Implications for water-stress analysis

This watershed view is a boundary set for downstream water-stress analysis. Pull WaterWatch streamflow data, USGS water-use estimates, or EPA drought indicators against just these 257 HUC8s (or against just the top 15 for the highest-leverage story). A single-pull stress index against this set would size the "water exposure" of the entire US DC fleet.


Data quality flags

  1. master_data_centers.power_mw is populated for only 108 / 1,833 DCs (5.9%). Useless as a sizing metric without imputation or alternative source. Nearby EIA capacity is the more reliable proxy (used as the per-DC scale in this analysis). A grant-funded scrape of Baxtel / Data Center Map would close this gap.
  2. 50 of 190 non-metro DCs (26%) have null operator.

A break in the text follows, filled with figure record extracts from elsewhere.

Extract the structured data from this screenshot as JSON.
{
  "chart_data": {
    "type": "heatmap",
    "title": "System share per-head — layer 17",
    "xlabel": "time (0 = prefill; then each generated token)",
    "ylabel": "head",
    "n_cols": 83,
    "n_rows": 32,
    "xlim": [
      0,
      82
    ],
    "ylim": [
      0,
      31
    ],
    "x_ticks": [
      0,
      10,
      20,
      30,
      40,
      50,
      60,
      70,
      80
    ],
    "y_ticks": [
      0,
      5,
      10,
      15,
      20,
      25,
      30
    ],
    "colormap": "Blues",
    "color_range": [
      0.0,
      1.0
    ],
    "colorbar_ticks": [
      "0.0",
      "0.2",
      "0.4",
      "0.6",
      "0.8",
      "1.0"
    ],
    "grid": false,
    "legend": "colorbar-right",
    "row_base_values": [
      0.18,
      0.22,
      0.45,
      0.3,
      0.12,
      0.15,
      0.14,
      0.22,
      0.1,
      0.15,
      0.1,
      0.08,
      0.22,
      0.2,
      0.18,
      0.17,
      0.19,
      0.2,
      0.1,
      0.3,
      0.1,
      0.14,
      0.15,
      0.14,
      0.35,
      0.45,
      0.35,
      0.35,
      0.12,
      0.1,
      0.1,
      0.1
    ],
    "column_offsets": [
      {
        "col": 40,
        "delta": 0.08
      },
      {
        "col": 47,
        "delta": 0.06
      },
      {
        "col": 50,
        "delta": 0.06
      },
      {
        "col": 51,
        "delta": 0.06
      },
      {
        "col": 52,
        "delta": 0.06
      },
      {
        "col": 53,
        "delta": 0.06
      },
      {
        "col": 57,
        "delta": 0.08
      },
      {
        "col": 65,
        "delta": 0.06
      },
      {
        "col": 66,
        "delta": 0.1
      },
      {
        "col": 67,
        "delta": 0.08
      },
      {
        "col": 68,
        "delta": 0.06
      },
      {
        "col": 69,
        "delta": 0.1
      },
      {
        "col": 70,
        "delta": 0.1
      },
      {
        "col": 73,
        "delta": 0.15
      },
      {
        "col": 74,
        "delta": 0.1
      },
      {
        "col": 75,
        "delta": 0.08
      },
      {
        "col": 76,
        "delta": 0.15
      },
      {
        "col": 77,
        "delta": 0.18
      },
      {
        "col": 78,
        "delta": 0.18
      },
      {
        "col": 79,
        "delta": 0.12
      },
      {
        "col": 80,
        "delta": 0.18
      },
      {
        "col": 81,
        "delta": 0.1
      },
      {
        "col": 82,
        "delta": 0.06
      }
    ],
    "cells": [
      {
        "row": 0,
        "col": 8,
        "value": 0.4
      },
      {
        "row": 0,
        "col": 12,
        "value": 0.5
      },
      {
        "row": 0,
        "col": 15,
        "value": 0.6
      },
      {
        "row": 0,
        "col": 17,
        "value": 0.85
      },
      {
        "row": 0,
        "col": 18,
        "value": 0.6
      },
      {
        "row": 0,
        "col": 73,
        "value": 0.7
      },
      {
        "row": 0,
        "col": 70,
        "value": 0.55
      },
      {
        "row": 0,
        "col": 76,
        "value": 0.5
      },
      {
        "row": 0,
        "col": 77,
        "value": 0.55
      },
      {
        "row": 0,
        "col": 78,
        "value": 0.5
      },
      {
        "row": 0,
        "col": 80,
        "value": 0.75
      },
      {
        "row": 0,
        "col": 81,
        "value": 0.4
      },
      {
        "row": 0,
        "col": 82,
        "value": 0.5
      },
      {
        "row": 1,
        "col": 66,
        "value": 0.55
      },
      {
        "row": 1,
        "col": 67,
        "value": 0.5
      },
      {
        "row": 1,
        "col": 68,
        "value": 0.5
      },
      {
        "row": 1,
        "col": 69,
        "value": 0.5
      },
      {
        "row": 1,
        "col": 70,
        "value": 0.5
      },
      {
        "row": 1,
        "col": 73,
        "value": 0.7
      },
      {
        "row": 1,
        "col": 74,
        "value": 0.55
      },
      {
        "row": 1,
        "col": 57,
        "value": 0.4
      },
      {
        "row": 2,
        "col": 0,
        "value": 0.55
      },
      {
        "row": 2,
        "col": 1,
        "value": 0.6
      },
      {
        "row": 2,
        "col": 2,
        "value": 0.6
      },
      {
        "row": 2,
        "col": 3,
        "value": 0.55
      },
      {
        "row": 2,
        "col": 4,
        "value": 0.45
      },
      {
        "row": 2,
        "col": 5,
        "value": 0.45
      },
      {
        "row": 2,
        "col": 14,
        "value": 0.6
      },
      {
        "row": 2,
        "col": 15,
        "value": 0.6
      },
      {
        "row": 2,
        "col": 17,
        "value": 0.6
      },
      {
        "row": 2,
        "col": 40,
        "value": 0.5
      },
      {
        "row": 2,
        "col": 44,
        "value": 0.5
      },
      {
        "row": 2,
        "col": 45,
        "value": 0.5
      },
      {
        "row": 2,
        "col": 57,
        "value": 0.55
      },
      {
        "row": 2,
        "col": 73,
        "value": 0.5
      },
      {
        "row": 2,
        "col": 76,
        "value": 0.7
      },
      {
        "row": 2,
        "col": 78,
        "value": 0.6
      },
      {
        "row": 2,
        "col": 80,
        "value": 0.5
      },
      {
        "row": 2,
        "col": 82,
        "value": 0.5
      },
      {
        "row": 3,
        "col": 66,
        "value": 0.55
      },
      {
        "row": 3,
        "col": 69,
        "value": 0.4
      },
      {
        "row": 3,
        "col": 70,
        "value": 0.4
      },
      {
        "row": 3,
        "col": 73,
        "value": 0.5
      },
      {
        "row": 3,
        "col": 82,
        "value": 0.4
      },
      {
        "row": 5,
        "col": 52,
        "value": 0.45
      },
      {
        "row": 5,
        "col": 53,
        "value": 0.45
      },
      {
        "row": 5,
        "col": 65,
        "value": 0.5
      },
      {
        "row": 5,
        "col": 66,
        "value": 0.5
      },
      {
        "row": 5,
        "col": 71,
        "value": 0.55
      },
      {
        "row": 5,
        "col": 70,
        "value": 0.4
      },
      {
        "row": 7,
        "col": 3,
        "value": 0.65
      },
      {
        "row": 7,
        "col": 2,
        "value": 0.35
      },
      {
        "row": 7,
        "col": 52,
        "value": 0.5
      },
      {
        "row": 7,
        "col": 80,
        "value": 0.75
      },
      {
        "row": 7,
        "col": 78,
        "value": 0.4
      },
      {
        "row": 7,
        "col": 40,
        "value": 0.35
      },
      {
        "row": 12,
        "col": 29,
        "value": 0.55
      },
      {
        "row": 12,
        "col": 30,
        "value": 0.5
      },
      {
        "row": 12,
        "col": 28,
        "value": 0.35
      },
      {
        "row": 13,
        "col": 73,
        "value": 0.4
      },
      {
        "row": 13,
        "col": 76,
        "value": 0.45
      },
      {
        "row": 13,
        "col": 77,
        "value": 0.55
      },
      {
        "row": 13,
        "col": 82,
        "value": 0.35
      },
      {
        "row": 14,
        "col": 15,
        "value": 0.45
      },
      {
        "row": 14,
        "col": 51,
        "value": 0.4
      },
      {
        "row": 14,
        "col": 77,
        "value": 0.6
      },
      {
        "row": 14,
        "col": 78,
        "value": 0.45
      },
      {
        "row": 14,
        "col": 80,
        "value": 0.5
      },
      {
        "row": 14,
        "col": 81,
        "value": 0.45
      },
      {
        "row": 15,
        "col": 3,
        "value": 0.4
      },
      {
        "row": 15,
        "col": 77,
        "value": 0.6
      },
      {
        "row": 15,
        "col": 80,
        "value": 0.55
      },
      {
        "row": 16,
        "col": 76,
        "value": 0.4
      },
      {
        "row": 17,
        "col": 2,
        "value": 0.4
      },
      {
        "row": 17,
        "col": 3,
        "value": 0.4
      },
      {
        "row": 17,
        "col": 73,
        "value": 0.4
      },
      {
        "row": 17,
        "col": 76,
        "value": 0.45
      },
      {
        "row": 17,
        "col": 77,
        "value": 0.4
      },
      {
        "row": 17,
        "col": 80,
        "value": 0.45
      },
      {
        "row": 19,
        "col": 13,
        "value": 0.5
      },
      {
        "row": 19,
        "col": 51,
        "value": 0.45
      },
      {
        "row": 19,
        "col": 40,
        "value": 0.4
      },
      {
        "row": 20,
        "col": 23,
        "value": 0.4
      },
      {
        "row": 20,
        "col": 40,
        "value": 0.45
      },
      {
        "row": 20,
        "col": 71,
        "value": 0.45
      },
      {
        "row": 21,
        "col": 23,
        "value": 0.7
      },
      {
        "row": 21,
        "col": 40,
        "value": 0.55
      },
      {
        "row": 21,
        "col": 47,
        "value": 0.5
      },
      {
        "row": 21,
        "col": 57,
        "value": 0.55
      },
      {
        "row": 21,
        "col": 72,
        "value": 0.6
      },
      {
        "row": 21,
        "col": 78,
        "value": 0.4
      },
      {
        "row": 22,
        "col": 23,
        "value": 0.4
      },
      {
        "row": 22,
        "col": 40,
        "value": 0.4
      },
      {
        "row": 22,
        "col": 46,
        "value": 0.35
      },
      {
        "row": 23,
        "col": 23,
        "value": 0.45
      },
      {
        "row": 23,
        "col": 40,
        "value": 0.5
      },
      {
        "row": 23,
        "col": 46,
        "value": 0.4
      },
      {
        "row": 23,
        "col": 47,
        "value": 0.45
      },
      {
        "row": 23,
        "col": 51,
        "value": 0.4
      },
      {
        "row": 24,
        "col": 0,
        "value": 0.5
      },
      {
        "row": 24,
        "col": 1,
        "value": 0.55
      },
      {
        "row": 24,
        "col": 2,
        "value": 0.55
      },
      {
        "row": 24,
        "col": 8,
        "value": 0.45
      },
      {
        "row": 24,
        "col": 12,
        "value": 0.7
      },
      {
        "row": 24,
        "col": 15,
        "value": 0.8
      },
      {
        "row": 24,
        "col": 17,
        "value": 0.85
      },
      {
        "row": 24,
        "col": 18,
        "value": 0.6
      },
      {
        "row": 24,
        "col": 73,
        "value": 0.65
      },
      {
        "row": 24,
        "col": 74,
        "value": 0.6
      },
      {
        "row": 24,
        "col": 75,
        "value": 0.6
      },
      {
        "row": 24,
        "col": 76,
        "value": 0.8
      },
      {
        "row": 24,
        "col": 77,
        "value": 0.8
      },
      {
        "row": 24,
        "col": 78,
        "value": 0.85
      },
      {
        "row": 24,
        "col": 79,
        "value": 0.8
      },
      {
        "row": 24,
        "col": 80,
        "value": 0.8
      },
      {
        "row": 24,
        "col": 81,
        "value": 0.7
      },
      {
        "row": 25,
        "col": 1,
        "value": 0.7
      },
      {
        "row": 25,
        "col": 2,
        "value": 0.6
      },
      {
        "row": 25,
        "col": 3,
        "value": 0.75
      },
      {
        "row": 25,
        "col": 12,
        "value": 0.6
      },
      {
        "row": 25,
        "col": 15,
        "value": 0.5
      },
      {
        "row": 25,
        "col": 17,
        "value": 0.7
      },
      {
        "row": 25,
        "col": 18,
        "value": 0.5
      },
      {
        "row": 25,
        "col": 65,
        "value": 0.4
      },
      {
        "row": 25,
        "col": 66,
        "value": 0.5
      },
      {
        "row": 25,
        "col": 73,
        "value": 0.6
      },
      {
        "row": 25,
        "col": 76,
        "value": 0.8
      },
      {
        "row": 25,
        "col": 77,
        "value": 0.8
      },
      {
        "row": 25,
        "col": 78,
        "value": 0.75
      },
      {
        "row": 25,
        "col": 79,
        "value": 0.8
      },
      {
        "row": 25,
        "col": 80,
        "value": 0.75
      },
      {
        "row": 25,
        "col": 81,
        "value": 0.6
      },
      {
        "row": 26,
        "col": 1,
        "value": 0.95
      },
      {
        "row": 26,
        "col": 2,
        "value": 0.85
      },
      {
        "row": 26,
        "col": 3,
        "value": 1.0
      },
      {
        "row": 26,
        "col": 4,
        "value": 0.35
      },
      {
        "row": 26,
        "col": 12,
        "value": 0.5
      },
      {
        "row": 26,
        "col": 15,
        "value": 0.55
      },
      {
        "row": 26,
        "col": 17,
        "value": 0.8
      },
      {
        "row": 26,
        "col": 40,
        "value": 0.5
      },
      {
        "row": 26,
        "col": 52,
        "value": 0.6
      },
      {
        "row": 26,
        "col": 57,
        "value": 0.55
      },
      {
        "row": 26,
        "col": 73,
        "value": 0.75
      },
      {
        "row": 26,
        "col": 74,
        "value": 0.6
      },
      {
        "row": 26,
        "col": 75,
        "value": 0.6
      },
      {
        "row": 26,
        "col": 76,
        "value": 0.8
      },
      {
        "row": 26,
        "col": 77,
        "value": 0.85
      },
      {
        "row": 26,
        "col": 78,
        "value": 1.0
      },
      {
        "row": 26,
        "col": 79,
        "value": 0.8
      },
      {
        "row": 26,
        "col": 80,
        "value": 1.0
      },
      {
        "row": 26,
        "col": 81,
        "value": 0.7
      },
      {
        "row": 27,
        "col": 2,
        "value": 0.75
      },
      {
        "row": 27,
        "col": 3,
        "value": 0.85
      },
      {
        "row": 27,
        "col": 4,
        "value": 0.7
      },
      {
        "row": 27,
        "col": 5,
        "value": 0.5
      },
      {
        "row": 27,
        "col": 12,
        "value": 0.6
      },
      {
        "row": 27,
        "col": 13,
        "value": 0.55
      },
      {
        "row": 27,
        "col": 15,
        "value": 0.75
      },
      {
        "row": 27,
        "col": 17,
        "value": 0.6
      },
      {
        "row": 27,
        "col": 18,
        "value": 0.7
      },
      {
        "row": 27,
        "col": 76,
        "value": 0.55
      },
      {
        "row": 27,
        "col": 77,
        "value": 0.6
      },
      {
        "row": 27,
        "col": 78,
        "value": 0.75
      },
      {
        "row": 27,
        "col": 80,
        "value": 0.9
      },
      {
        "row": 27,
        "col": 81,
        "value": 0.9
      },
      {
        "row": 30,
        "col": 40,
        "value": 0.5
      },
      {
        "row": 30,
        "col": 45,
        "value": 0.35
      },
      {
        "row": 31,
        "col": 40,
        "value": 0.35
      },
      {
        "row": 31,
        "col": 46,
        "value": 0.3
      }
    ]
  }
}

Likely hyperscalers based on geography (OR/WA) but unconfirmed.
  3. Operator-string fragmentation: "Meta" vs. "Meta, Inc."; "Amazon Web Services" vs. "Amazon AWS" vs. "amazon web services"; "Microsoft" vs. "Microsoft Azure". Inflates distinct-operator counts and fragments per-operator totals.
  4. avg_household_size column has sentinel pollution Resolved 2026-05-18 — 1,089 sentinel values (666,666,666) in _dc_census_tract_acs_2024 and 16 in data_center_census_tracts_2024 replaced with NULL. Affected 29 DCs.
  5. 7 DCs failed RUCA join — Puerto Rico tracts or non-US locations; trivial.
  6. EIA generator coordinates had a longitude sign error for 2008-01 through 2010-11 (~11K rows with positive lower-48 longitudes). The flat-table build at ingest_eia_energy_layers.py:839-870 corrects this in longitude and geom, so spatial joins are unaffected.

Suggested next steps

  1. Backfill power_mw from Baxtel / Data Center Map (paid scrape — grant work).
  2. Operator-string deduplication — collapse "Meta"/"Meta, Inc.", "AWS" variants, etc., before any per-operator analysis.
  3. Water-stress overlay against the 257 watersheds — now that the HUC8 join is in place, pull USGS WaterWatch streamflow data, USGS water-use estimates, or EPA drought-status indicators against this watershed set. A single stress index per HUC8 would size the entire US fleet's water exposure.
  4. State-level energy demand contextim3_state_projected_moderate_50 and seds_state_msn_year are loaded; joining these would let us compute "DC nearby capacity as share of state grid" rather than absolute MW.
  5. Opposition cases overlayopposition_cases_geocoded is loaded but unused; could test whether cluster-vs-isolated demographic differences (or watershed concentration) predict community opposition.